Flutist Yulia Musayelyan showcases her latest quartet album combining jazz vivacity with folk wisdom.

Yulia Mussayelyan traverses many realms and vehemently leads her quartet into the horizon on her latest album, Unsaid. The album combines traditional Russian and Armenian folk melodies with hard-driving jazz grooves. The album is full of dramatic washes, haunting soundscapes, and playful melodies to create an intensely moody and mystical album. Each track paints a cinematic landscape with broad and sweeping strokes where Musayelyan’s flute materializes as the protagonist and storyteller. 

The album opens with “Catch-22,” a lyrical flute and piano duo more reminiscent of folk melodies than jazz. This quickly shifts as the bass and drums enter with a syncopated backbeat groove. Musayelyan’s improvised lines showcase the versatility of her flute-playing as the tune develops into a more frenzied, free, and wandering solo followed by a climbing piano solo which eventually returns to the humble opening melody.

The album’s overall brooding sensibility is due in large part to the frequent cymbal washes used to cover the listener in a sonic blanket, out of which the flute emerges like a lotus from the riverbed. “Khnki Tsar is a great example of this.

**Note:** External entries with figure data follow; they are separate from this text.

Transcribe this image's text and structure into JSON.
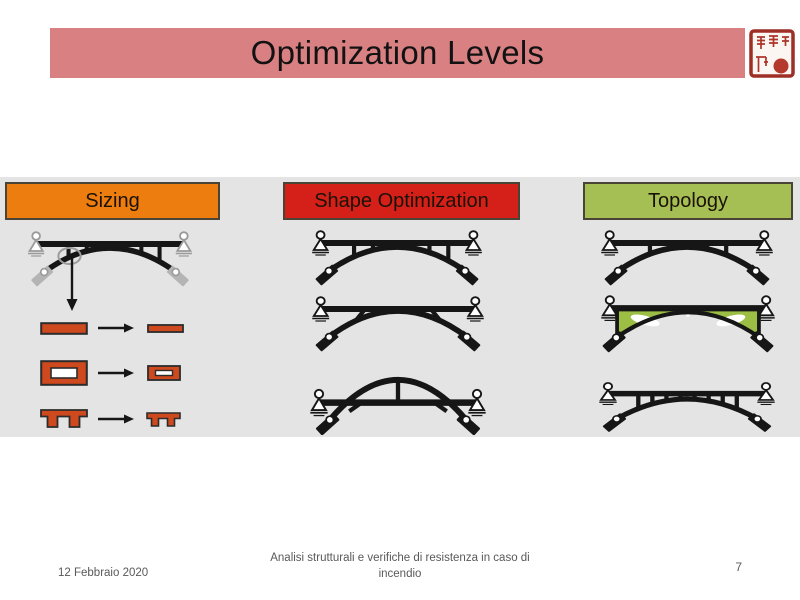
{
  "slide": {
    "title": "Optimization Levels",
    "title_bar_color": "#d98082"
  },
  "columns": [
    {
      "label": "Sizing",
      "color": "#ed7d0f"
    },
    {
      "label": "Shape Optimization",
      "color": "#d42018"
    },
    {
      "label": "Topology",
      "color": "#a6bf55"
    }
  ],
  "footer": {
    "date": "12 Febbraio 2020",
    "subtitle": "Analisi strutturali e verifiche di resistenza in caso di incendio",
    "page_number": "7"
  },
  "colors": {
    "panel_bg": "#e4e4e4",
    "section_fill": "#ce491d",
    "section_stroke": "#2c2c2c",
    "bridge_black": "#161616",
    "bridge_gray_support": "#b4b4b4",
    "topology_green": "#9cbe45",
    "seal_red": "#a5352b",
    "footer_text": "#595959"
  },
  "icons": {
    "seal": "university-seal-stamp-icon",
    "bridge": "arch-bridge-diagram-icon",
    "pin_support": "pin-support-icon",
    "roller_support": "roller-support-pad-icon",
    "right_arrow": "right-arrow-icon",
    "down_arrow": "down-arrow-icon",
    "highlight": "member-highlight-ellipse-icon"
  }
}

The flute emerges with another simple, nursery rhyme-like melody, but the underlying bass gives it an unexpected harmonic twist. The tune unfolds as the piano takes center stage in a solo that constantly gains intensity. 

 

 

The album is not entirely brooding however. “Fevral” is the most danceable song on the album and burns from start to finish. It blends Afro-Cuban rhythms with percussive piano and a groovy flute melody. Maxim Lumbarsky’s agile and percussive piano style, Fernando Fuego’s full bodied basslines, and Mark Walker’s melodic and versatile drumming lock in tightly and move as one. Each musician has a chance to show off their chops before the original melody comes back and takes us to a final triumphant flourish.

The tunes “Numbers” and “Tamzara” tell us that any instrument can be a percussion instrument; Musayelyan uses the flute’s keys to produce atonal rhythms in both tracks. On “Numbers,” the instruments dance around each other while the Fender Rhodes keyboard blends in smoothly. This tune’s odd time signature and percussion-heavy use of the Fender Rhodes gives us a repetitive and cyclical chant-like track—a musical mobius strip.

Musayelyan gives the flute a new profile for each of the 14 tracks—whether it’s the whispery undertones of “Landscapes”, or the floating, spry melodies of “New Age and “Fevral”, or the in-your-face, spiky edges of “Numbers” and “Tango Trece.” While “Fevral and “Numbers make up the more sprightly and groovy side of the album, the overall mood is one of rumination and dark colors. The quartet has a talent for blending the instruments together to create one mood. The title track is a good example of this. The bass and drums contribute to the tunes ghostly sound and go so much further than just time-keeping and harmony.

Unsaid manages to journey down a myriad of paths and explorations whilst staying true an overall sincere mood. Its details are impressive, its solos are well crafted, and the quartet itself is locked in glistening melodies showcase intricately woven musicianship. But the greatest strength of the album is how these details come together to tell one story, taking us to all corners of Musayelyan’s musical world.